India staring at oil crisis due to excess supply
New Delhi: India is staring at a WTI moment with refiners flooding the market with petroleum products that has not enough takers in the absence of demand in the present lockdown and storage facilities reaching their capacity.
Officials in state run oil marketing companies said that with demand for petroleum products, primarily petrol and diesel, shrinking by almost 60 per cent in the first half of April on Covid-19 related lockdown and projections that overall product demand will be over 30 per cent lower in the first quarter of FY21, they were left with no option to cut production with refinery run almost dipping by 50 per cent now.
To add to the problem is almost full storage capacity at fuel stations and at sites created by refiners. Analysts estimate that almost entire 85 million barrel storage capacity with the state-run companies is full. This means that if the production continues at normal pace, products would either have to be disposed off to whosoever wants it at whatever prices or stored at floating or leased storage abroad at high cost. "We are in similar position to what led to collapse of WTI crude by more than 300 per cent to negative $ - 37 a barrel on Monday. Since that price is not an option with us, the only thing that can be done is to cut production, which has already started at several of the refineries," said the official of the oil company quoted earlier.
On Monday US crude, West Texas Intermediary (WTI), reached historic low levels plummeting to negative levels for the very first time on future contracts with May delivery. As the contracts were expiring on Tuesday and traders with long positions facing the prospect of taking actual delivery of crude when no storage was available, were actually willing to pay to dispose off oil at whatever cost. With large portion of Indian oil Market dominated by government owned companies, such speculative trading is not possible here, but situation on the ground has lots of similarities, analysts said.
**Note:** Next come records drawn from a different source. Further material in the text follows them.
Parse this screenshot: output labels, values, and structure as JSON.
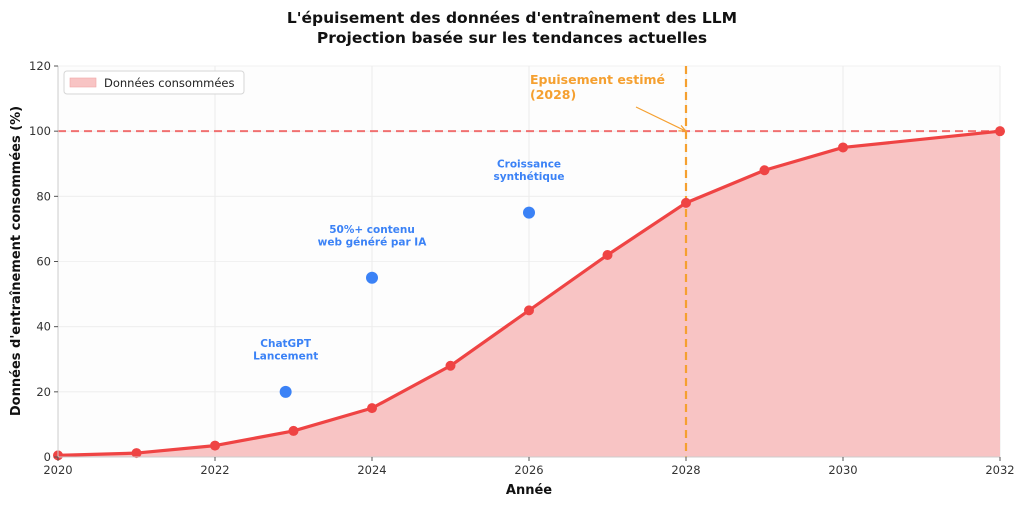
{
  "chart_data": {
    "type": "area",
    "title": "L'épuisement des données d'entraînement des LLM",
    "subtitle": "Projection basée sur les tendances actuelles",
    "xlabel": "Année",
    "ylabel": "Données d'entraînement consommées (%)",
    "xlim": [
      2020,
      2032
    ],
    "ylim": [
      0,
      120
    ],
    "xticks": [
      "2020",
      "2022",
      "2024",
      "2026",
      "2028",
      "2030",
      "2032"
    ],
    "yticks": [
      "0",
      "20",
      "40",
      "60",
      "80",
      "100",
      "120"
    ],
    "grid": true,
    "legend": {
      "position": "top-left",
      "entries": [
        "Données consommées"
      ]
    },
    "series": [
      {
        "name": "Données consommées",
        "x": [
          2020,
          2021,
          2022,
          2023,
          2024,
          2025,
          2026,
          2027,
          2028,
          2029,
          2030,
          2032
        ],
        "values": [
          0.5,
          1.2,
          3.5,
          8,
          15,
          28,
          45,
          62,
          78,
          88,
          95,
          100
        ],
        "color": "#ef4444",
        "fill": "#f8c4c4"
      }
    ],
    "events": [
      {
        "x": 2022.9,
        "y": 20,
        "label_lines": [
          "ChatGPT",
          "Lancement"
        ],
        "color": "#3b82f6"
      },
      {
        "x": 2024,
        "y": 55,
        "label_lines": [
          "50%+ contenu",
          "web généré par IA"
        ],
        "color": "#3b82f6"
      },
      {
        "x": 2026,
        "y": 75,
        "label_lines": [
          "Croissance",
          "synthétique"
        ],
        "color": "#3b82f6"
      }
    ],
    "reference_lines": {
      "horizontal": {
        "y": 100,
        "color": "#f07070",
        "style": "dashed"
      },
      "vertical": {
        "x": 2028,
        "color": "#f5a030",
        "style": "dashed"
      }
    },
    "annotation": {
      "label_lines": [
        "Epuisement estimé",
        "(2028)"
      ],
      "target": {
        "x": 2028,
        "y": 100
      },
      "color": "#f5a030"
    }
  }
}
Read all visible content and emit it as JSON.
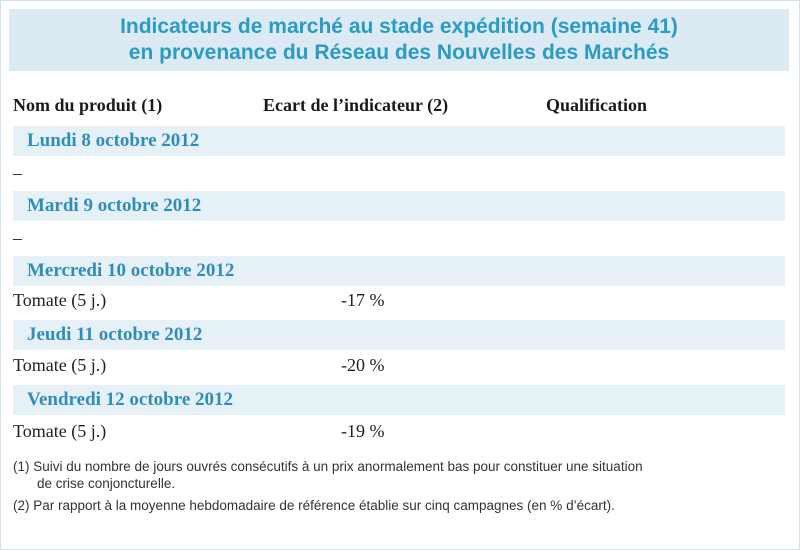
{
  "title": {
    "line1": "Indicateurs de marché au stade expédition (semaine 41)",
    "line2": "en provenance du Réseau des Nouvelles des Marchés"
  },
  "columns": {
    "product": "Nom du produit (1)",
    "indicator": "Ecart de l’indicateur (2)",
    "qualification": "Qualification"
  },
  "days": [
    {
      "date": "Lundi 8 octobre 2012",
      "rows": [
        {
          "product": "–",
          "ecart": ""
        }
      ]
    },
    {
      "date": "Mardi 9 octobre 2012",
      "rows": [
        {
          "product": "–",
          "ecart": ""
        }
      ]
    },
    {
      "date": "Mercredi 10 octobre 2012",
      "rows": [
        {
          "product": "Tomate (5 j.)",
          "ecart": "-17 %"
        }
      ]
    },
    {
      "date": "Jeudi 11 octobre 2012",
      "rows": [
        {
          "product": "Tomate (5 j.)",
          "ecart": "-20 %"
        }
      ]
    },
    {
      "date": "Vendredi 12 octobre 2012",
      "rows": [
        {
          "product": "Tomate (5 j.)",
          "ecart": "-19 %"
        }
      ]
    }
  ],
  "notes": {
    "note1_line1": "(1) Suivi du nombre de jours ouvrés consécutifs à un prix anormalement bas pour constituer une situation",
    "note1_line2": "de crise conjoncturelle.",
    "note2": "(2) Par rapport à la moyenne hebdomadaire de référence établie sur cinq campagnes (en % d’écart)."
  }
}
Overflowing storage have forced Indian refiners to sell very prompt cargoes of oil products with some tenders offering loadings in about a week, compared with normal loading range of a three-four weeks ahead. Even private refiners such as Reliance Industries, as per analyst reports, is looking to send product cargoes to leased storage outside India. At the fuel pump level, out of 66,000 stations in the country, most are not reordering petrol and diesel and there storage are also reporting full, the situation is grim is metros like Mumbai, Delhi, Kolkata where lockdown and increasing number of coronavirus has completely stopped public transportation and resultant a sharp fall in demand for fuel.